The 1990`s were the era in which it became evident that a great many
Israelis and most of the Israeli elite had lost their will to survive as a
nation. After centuries in which Jews maintained the most militant sorts of
pride and self-assurance even while being mistreated, despised and humiliated,
here were the Israelis, possessing one of the great armies of the world,
abandoning all pride and explicitly promoting self-humiliation and
self-destruction. The same Israeli military that had rescued the Jewish
hostages in Entebbe was suddenly incapable of rescuing a wounded IDF soldier
bleeding to death in Joseph`s Tomb in Nablus or protecting children under fire
in Sderot.

Here was an Israel unwilling to use force to prevent Palestinians from
firing rifles and mortars into civilian homes, instead begging the Palestinian
Authority to hold talks with those doing the shooting in order to "work out
differences and reach understandings."

An Israel no more than two generations removed from the Holocaust was
willing to hold "peace talks" with people who denied there ever was a Holocaust
and who insist that Jews use the blood of gentile children to make Passover
matzos. The same Jewish people that had fought against enormous odds and won
in 1948 was acquiescing in a "peace process" that involved unilateral peace
gestures from Israel in exchange for the Arabs continuing to make war against
the Jews.

Israel's leaders were given a very clear choice in the early 1990s. They
could have followed the lead of the Jewish beggar, hold back their appetites
for just a bit longer and defer their gratification just a bit, suppressing the
residual of Palestinian violence and denazifying the West Bank and Gaza. And
then they would have enjoyed a sumptuous Passover feast like none before it.
But they chose to behave like the foolish gentile beggar in the story who had
no idea of what was going on, who let his hunger get the best of him, and who
stormed out of the feast in irritation, just before the delights of the feast
were to begin in earnest.

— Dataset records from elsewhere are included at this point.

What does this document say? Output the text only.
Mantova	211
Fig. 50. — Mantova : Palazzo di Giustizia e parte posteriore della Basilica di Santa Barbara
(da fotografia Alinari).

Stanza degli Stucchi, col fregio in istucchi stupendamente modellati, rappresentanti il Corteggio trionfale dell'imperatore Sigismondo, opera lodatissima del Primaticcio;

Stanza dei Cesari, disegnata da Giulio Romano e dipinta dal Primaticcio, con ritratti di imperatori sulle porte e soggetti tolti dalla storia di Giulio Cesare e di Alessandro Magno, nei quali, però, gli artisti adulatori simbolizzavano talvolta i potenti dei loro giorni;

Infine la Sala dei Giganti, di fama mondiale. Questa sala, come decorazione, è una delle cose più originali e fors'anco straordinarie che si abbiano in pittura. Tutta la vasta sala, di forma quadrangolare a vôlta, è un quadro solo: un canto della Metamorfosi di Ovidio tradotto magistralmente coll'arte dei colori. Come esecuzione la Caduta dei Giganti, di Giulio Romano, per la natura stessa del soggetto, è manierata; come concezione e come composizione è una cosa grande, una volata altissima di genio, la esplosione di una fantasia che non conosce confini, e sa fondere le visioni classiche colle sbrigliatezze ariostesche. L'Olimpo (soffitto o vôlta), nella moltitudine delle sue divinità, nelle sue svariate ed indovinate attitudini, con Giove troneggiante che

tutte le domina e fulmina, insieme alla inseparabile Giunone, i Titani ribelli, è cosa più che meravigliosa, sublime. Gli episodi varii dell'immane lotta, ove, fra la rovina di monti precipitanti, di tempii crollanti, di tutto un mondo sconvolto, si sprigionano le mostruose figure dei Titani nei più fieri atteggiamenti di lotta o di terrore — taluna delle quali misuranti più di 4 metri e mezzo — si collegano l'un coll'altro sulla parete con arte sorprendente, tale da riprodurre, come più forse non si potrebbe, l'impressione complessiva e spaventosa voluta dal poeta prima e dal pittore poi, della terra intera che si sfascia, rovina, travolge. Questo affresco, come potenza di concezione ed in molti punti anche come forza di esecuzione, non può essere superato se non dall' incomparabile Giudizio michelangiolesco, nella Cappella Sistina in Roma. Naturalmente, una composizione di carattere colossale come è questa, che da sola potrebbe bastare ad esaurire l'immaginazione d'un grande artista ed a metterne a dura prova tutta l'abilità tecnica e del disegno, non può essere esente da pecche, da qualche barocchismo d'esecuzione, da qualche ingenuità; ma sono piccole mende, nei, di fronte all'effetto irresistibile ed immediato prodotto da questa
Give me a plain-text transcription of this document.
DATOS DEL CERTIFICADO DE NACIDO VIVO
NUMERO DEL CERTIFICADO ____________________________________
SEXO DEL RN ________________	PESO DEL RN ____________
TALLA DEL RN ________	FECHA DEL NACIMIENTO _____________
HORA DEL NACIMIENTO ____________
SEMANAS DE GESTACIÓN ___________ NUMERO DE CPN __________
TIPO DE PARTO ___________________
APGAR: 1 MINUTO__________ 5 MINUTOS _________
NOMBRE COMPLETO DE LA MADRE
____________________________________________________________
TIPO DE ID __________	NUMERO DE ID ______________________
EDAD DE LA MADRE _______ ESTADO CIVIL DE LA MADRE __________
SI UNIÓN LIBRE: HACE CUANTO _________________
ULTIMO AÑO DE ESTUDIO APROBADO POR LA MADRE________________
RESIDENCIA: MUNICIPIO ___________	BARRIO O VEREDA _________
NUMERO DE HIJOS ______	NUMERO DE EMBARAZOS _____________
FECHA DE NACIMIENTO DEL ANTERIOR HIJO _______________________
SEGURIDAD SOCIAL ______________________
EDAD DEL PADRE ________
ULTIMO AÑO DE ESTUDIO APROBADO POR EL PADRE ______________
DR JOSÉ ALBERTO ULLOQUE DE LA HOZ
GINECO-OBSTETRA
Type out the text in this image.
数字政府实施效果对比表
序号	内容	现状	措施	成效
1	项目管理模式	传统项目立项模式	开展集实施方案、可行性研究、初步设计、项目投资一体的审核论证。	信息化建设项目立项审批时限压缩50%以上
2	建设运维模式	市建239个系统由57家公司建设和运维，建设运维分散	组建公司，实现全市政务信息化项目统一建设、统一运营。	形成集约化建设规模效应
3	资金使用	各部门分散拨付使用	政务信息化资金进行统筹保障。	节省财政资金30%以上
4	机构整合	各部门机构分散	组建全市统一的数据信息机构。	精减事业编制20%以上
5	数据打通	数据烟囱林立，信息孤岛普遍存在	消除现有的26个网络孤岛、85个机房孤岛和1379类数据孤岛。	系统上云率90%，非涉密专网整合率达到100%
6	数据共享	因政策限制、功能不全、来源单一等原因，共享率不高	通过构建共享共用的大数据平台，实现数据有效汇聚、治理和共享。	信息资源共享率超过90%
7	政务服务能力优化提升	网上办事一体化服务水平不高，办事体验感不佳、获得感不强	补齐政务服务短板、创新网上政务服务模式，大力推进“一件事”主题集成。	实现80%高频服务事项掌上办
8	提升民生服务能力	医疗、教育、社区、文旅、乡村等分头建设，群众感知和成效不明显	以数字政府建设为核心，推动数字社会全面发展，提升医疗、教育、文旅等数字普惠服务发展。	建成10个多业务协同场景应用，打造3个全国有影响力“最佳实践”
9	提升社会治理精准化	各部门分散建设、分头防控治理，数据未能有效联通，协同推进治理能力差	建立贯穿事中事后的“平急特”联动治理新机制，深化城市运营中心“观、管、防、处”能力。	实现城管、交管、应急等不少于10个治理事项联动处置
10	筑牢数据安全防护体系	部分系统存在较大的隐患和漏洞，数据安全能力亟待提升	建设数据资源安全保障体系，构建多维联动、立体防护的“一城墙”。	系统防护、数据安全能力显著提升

Because of Israeli frustration at Palestinian
guttersnipes tossing rocks at Israeli troops, Israel swapped them for suicide
bombers exterminating hundreds of Jewish children and other civilians in
Jerusalem and Haifa.

Is the foolish beggar still with us? That impatient one who does not
understand the rules of the seder? The one who is unwilling to control his
hunger pangs for just a little longer? Can we bring back the Jewish beggar who
correctly understands the rituals of the seder and understands Jewish heritage,
who knows how to wait patiently and achieve the delightful bloated belly of
satisfaction and prosperity?

I search, but do not find him anywhere. I do not know where he has gone.